In original Illustris, this field is present for stars and gas in the original snapshot files, but should not be used. In particular, the values are incorrect, and do not contain valid information. (These are available and valid in TNG).

## Merger Trees

#### 1. Is every subhalo in the merger trees? Are halos in the merger trees?

The vast majority of subhalos (at every snapshot) are in both the SubLink and LHaloTree merger trees, but not all. If a subhalo does not have an established progenitor/descendant history, then it will not be included, and this will be most common for the smallest subhalos, near the resolution limit of 20 particles, and at high redshift.

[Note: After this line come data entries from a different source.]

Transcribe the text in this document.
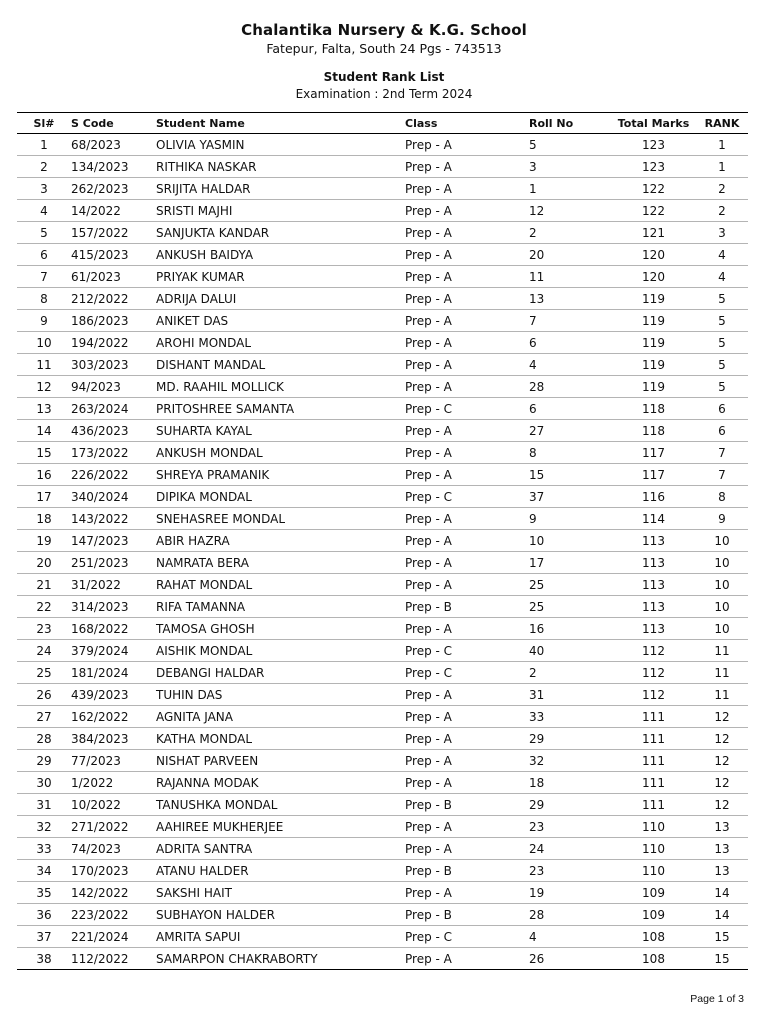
Chalantika Nursery & K.G. School
Fatepur, Falta, South 24 Pgs - 743513
Student Rank List
Examination : 2nd Term 2024
Sl#	S Code	Student Name	Class	Roll No	Total Marks	RANK
1	68/2023	OLIVIA YASMIN	Prep - A	5	123	1
2	134/2023	RITHIKA NASKAR	Prep - A	3	123	1
3	262/2023	SRIJITA HALDAR	Prep - A	1	122	2
4	14/2022	SRISTI MAJHI	Prep - A	12	122	2
5	157/2022	SANJUKTA KANDAR	Prep - A	2	121	3
6	415/2023	ANKUSH BAIDYA	Prep - A	20	120	4
7	61/2023	PRIYAK KUMAR	Prep - A	11	120	4
8	212/2022	ADRIJA DALUI	Prep - A	13	119	5
9	186/2023	ANIKET DAS	Prep - A	7	119	5
10	194/2022	AROHI MONDAL	Prep - A	6	119	5
11	303/2023	DISHANT MANDAL	Prep - A	4	119	5
12	94/2023	MD. RAAHIL MOLLICK	Prep - A	28	119	5
13	263/2024	PRITOSHREE SAMANTA	Prep - C	6	118	6
14	436/2023	SUHARTA KAYAL	Prep - A	27	118	6
15	173/2022	ANKUSH MONDAL	Prep - A	8	117	7
16	226/2022	SHREYA PRAMANIK	Prep - A	15	117	7
17	340/2024	DIPIKA MONDAL	Prep - C	37	116	8
18	143/2022	SNEHASREE MONDAL	Prep - A	9	114	9
19	147/2023	ABIR HAZRA	Prep - A	10	113	10
20	251/2023	NAMRATA BERA	Prep - A	17	113	10
21	31/2022	RAHAT MONDAL	Prep - A	25	113	10
22	314/2023	RIFA TAMANNA	Prep - B	25	113	10
23	168/2022	TAMOSA GHOSH	Prep - A	16	113	10
24	379/2024	AISHIK MONDAL	Prep - C	40	112	11
25	181/2024	DEBANGI HALDAR	Prep - C	2	112	11
26	439/2023	TUHIN DAS	Prep - A	31	112	11
27	162/2022	AGNITA JANA	Prep - A	33	111	12
28	384/2023	KATHA MONDAL	Prep - A	29	111	12
29	77/2023	NISHAT PARVEEN	Prep - A	32	111	12
30	1/2022	RAJANNA MODAK	Prep - A	18	111	12
31	10/2022	TANUSHKA MONDAL	Prep - B	29	111	12
32	271/2022	AAHIREE MUKHERJEE	Prep - A	23	110	13
33	74/2023	ADRITA SANTRA	Prep - A	24	110	13
34	170/2023	ATANU HALDER	Prep - B	23	110	13
35	142/2022	SAKSHI HAIT	Prep - A	19	109	14
36	223/2022	SUBHAYON HALDER	Prep - B	28	109	14
37	221/2024	AMRITA SAPUI	Prep - C	4	108	15
38	112/2022	SAMARPON CHAKRABORTY	Prep - A	26	108	15
Page 1 of 3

FoF halos are not tracked in the merger trees, which are based solely on subhalos.

#### 2. I understand FirstProgenitor and Descendant links, but how does NextProgenitor work?

The 'next progenitor' for a subhalo ID N points to: the "next subhalo" which shares the same descendant as subhalo N. Therefore be careful: it is not a pointer from a given subhalo to a progenitor of that subhalo. By "next subhalo" we mean the next most massive (for LHaloTree), or the one with the next most massive history (for SubLink).

#### 3. Why are there sudden dips in the mass accretion history (MAH) of a subhalo?

Sometimes a subhalo briefly changes its central/satellite status according to SUBFIND. Since centrals are generally more massive than satellites in SUBFIND, the change results in a visible spike in the MAH of the subhalo.

## Web-based API

#### 1. Can I download binary (HDF5) data and inspect it in-memory, without first saving a (temporary) file to disk?

Yes. But, this feature is relatively immature in most languages and HDF5 wrappers. For doing this in Python, see h5py issue #552 or the PyTables 'in-memory' page. With the HDF5 library (in C), this requires HDF5 v1.8.9+, and you should look at HDF5 File Image Operations [PDF].

#### 2. wget: unrecognized option --content-disposition'

The --content-disposition` option is how wget knows what filename to save the download as. This was added to wget v1.11 in Jan 2008, if you're using any software this old you are going to have many problems! Please upgrade.